Fig.3 - A sequence diagram showing the automatic refreshment of the pH level

This diagram shows how the pH level is refreshed and documented in daemon mode. It starts with the Scheduler messaging the MyInterface object to do a health check. As mentioned by the comment box, other things are included in the health check, but we will simply look at the pH monitor for the sake of simplicity. MyInterface then messages MyWater, telling it to get the pH level. MyWater tells the pHCircuit instance to turn itself on and it returns h. This variable contains the pH value of the water. h continues to be passed up to MyInterface where it is given to MyReporter to add the new information in its log.


Fig. 4 shows what happens as soon as the program starts;

Fig.4 - A sequence diagram outlining what occurs on start-up

With this set-up, objects create the other objects; therefore, there is little need to manually create them. This simplifies the start-up greatly. The only object other than the Scheduler or the Commander that is created this way is the Reporter.

You might be wondering why  MyReporter is not created by MyInterface, which is the object that would use it. The reason is that the Reporter class requires a parameter (bool RunMode) in order to be created. This means that it would need to be given to MyScheduler and then to MyInterface, and finally to MyReporter in a cascading fashion. Because the parameter is not used in the former two objects, using this style does not make sense. If one extends this logic to the various Circuit classes, parameters would be handed-off four times without being used.

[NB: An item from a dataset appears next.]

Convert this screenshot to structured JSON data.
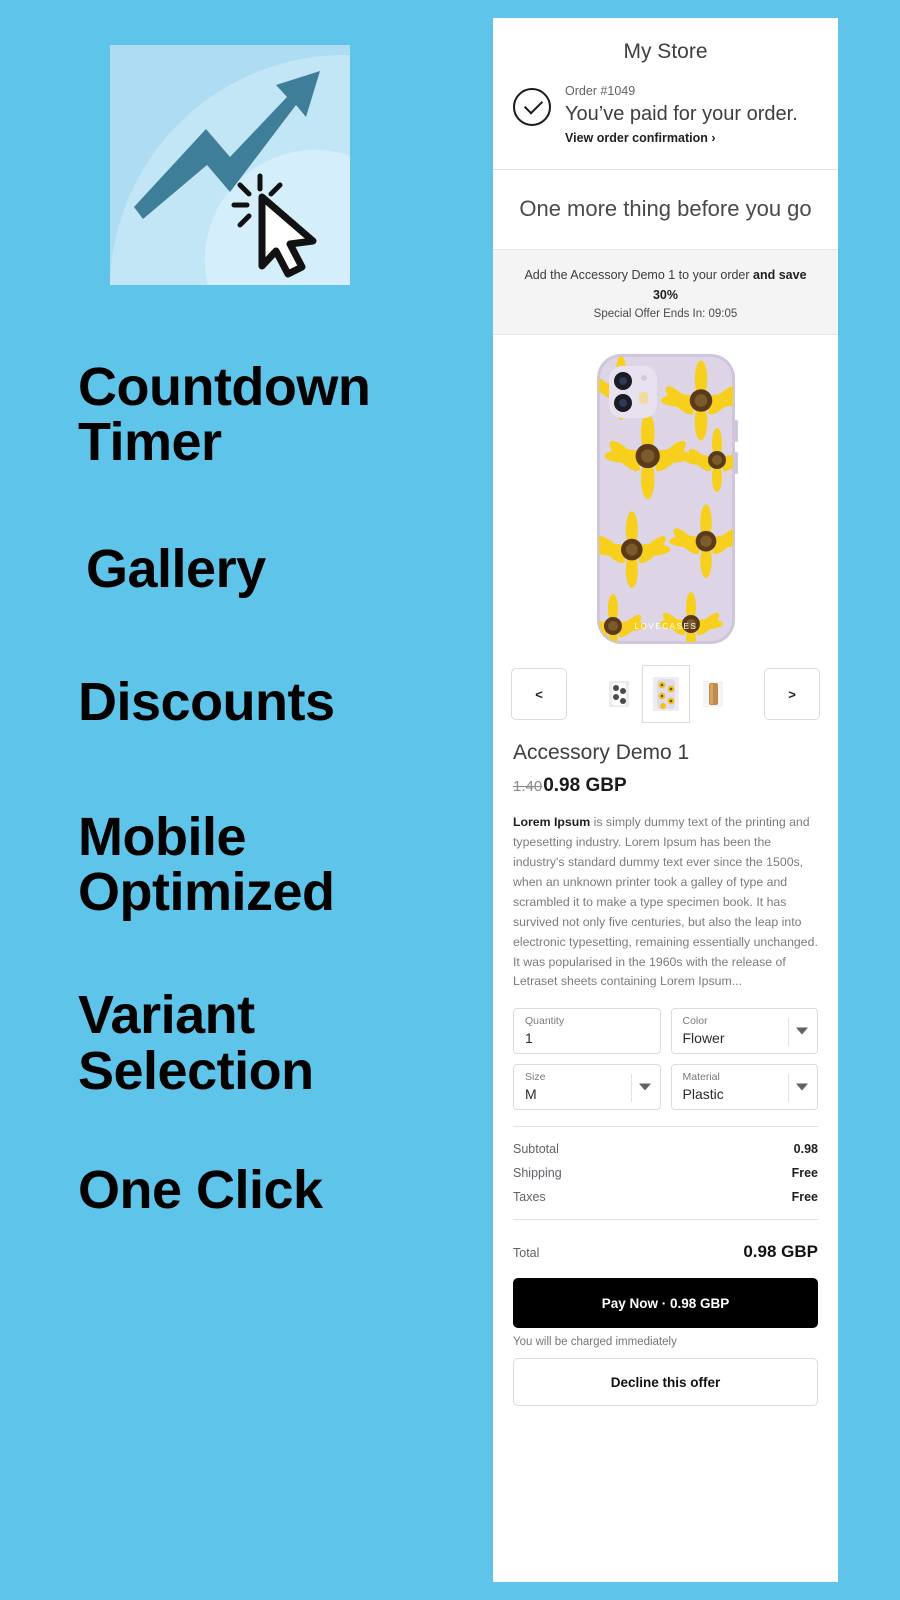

Therefore, the constructor of Scheduler may look something like this:

Scheduler(HydrogardenInterface* MyInterface, Light* MyLight, Water* MyWater, Pump* MyPump, Reporter* MyReporter, Circuit* pH, Circuit* Nutrient, Circuit* Level, int pHIn, int pHOut, int NutrientIn, int NutrientOut, int LevelIn, int LevelOut, bool RunMode)

I think this goes without saying, but this function prototype is extremely long.

This is also why various members are assigned using external variables (they also make maintenance easier as the values are together rather than being scattered throughout the program).

 

That is all for the design workflow, meaning that next time we will actually be building the hydrogarden.